D’une part, les forces productives ont atteint un nouveau degré de développement en sorte que nous, communistes, devons réfléchir à une zone politiquement et économiquement adaptée à cette évolution. Nous engendrerions une complète illusion en disant : « Replions nous sur la nation française et ça ira ». Il est possible que l’on ait à le faire, je n’en sais rien. Mais à mon avis, ça n’ira pas mieux pour autant. Nous sommes un petit pays au regard des forces productives. On aura beau augmenter le pouvoir d’achat, à un moment donné les gens n’achèteront plus de casseroles. Tenant compte de cette évolution des forces productives, soit on augmente le marché, soit on réduit le temps de travail et la production.

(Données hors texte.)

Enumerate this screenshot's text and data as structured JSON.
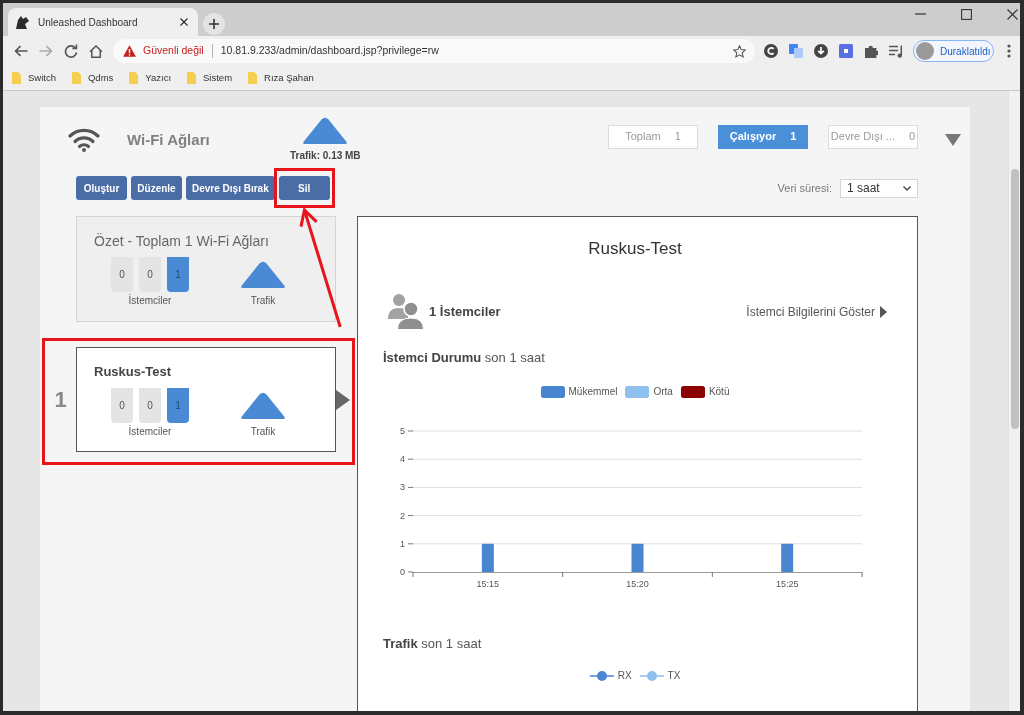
{
  "browser": {
    "tab_title": "Unleashed Dashboard",
    "security_label": "Güvenli değil",
    "url": "10.81.9.233/admin/dashboard.jsp?privilege=rw",
    "profile_label": "Duraklatıldı",
    "bookmarks": [
      "Switch",
      "Qdms",
      "Yazıcı",
      "Sistem",
      "Rıza Şahan"
    ]
  },
  "header": {
    "title": "Wi-Fi Ağları",
    "traffic": "Trafik: 0.13 MB"
  },
  "filters": [
    {
      "label": "Toplam",
      "count": "1",
      "selected": false
    },
    {
      "label": "Çalışıyor",
      "count": "1",
      "selected": true
    },
    {
      "label": "Devre Dışı ...",
      "count": "0",
      "selected": false
    }
  ],
  "actions": [
    {
      "label": "Oluştur",
      "highlighted": false
    },
    {
      "label": "Düzenle",
      "highlighted": false
    },
    {
      "label": "Devre Dışı Bırak",
      "highlighted": false
    },
    {
      "label": "Sil",
      "highlighted": true
    }
  ],
  "data_period": {
    "label": "Veri süresi:",
    "value": "1 saat"
  },
  "summary": {
    "title": "Özet - Toplam 1 Wi-Fi Ağları",
    "clients": [
      {
        "value": "0",
        "color": "#e4e4e4"
      },
      {
        "value": "0",
        "color": "#e4e4e4"
      },
      {
        "value": "1",
        "color": "#4a8ad4"
      }
    ],
    "clients_label": "İstemciler",
    "traffic_label": "Trafik"
  },
  "networks": [
    {
      "index": "1",
      "name": "Ruskus-Test",
      "selected": true,
      "highlighted": true,
      "clients": [
        {
          "value": "0",
          "color": "#e4e4e4"
        },
        {
          "value": "0",
          "color": "#e4e4e4"
        },
        {
          "value": "1",
          "color": "#4a8ad4"
        }
      ],
      "clients_label": "İstemciler",
      "traffic_label": "Trafik"
    }
  ],
  "callout_arrow": true,
  "detail": {
    "title": "Ruskus-Test",
    "client_count": "1 İstemciler",
    "client_link": "İstemci Bilgilerini Göster",
    "status_title": "**İstemci Durumu** son 1 saat",
    "chart_data": {
      "type": "bar",
      "categories": [
        "15:15",
        "15:20",
        "15:25"
      ],
      "series": [
        {
          "name": "Mükemmel",
          "color": "#4a86d0",
          "values": [
            1,
            1,
            1
          ]
        },
        {
          "name": "Orta",
          "color": "#8fc1ef",
          "values": [
            0,
            0,
            0
          ]
        },
        {
          "name": "Kötü",
          "color": "#8b0000",
          "values": [
            0,
            0,
            0
          ]
        }
      ],
      "ylim": [
        0,
        5
      ],
      "yticks": [
        0,
        1,
        2,
        3,
        4,
        5
      ],
      "stacked": true,
      "grid": true
    },
    "traffic_title": "**Trafik** son 1 saat",
    "traffic_legend": [
      {
        "name": "RX",
        "color": "#4a86d0"
      },
      {
        "name": "TX",
        "color": "#8fc1ef"
      }
    ]
  }
}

D’autre part, on doit se prononcer sur la nature actuellement mondiale de notre horizon économique, avec de l’hyper-concurrence, et de l’hyper-compétitivité, un véritable délire. Pour l’instant, à mon avis, ce point est mal perçu par les communistes, sous le prétexte que leur idéologie n’a pas de frontière. Je crois que, dans l’état actuel des choses et des nations, des niveaux de productivité, des cultures, de l’absence d’Etat mondial, la mondialisation profite d’abord aux grandes entreprises mondialisées. Elles ont évacué la demande nationale de leurs préoccupations et elles recherchent la demande mondiale.
Nous devrions, selon moi, être contre la mondialisation capitaliste tout en étant favorables à la formation d’une Europe socialiste, nourrie par les combats et les propositions des États membres souverains. Plus généralement, nous devrions œuvrer explicitement et simultanément à la formation d’un monde dit « multipolaire » dans un contexte mondialisé, cela va de soi, et à la formation d’une Europe socialiste.

Le troisième point, peut-être le plus important, a trait aux travailleurs des entreprises, des administrations. Nous avons des idées des propositions, mais qu’en pensent-ils ? Qu’en pensent-elles ? Je n’attends pas que de telles rencontres donnent des solutions. mais elles devraient constituer une information de première main sur notre démarche, même si les solutions avancées sont discutables. Ce serait une information de première main sur le niveau de conscience et de luttes.

Voilà, chers camarades, ce que j’aimerais dire à la réunion du samedi 25 mai à laquelle je ne pourrai assister, car je participe au Brésil à un symposium d’une association de marxistes.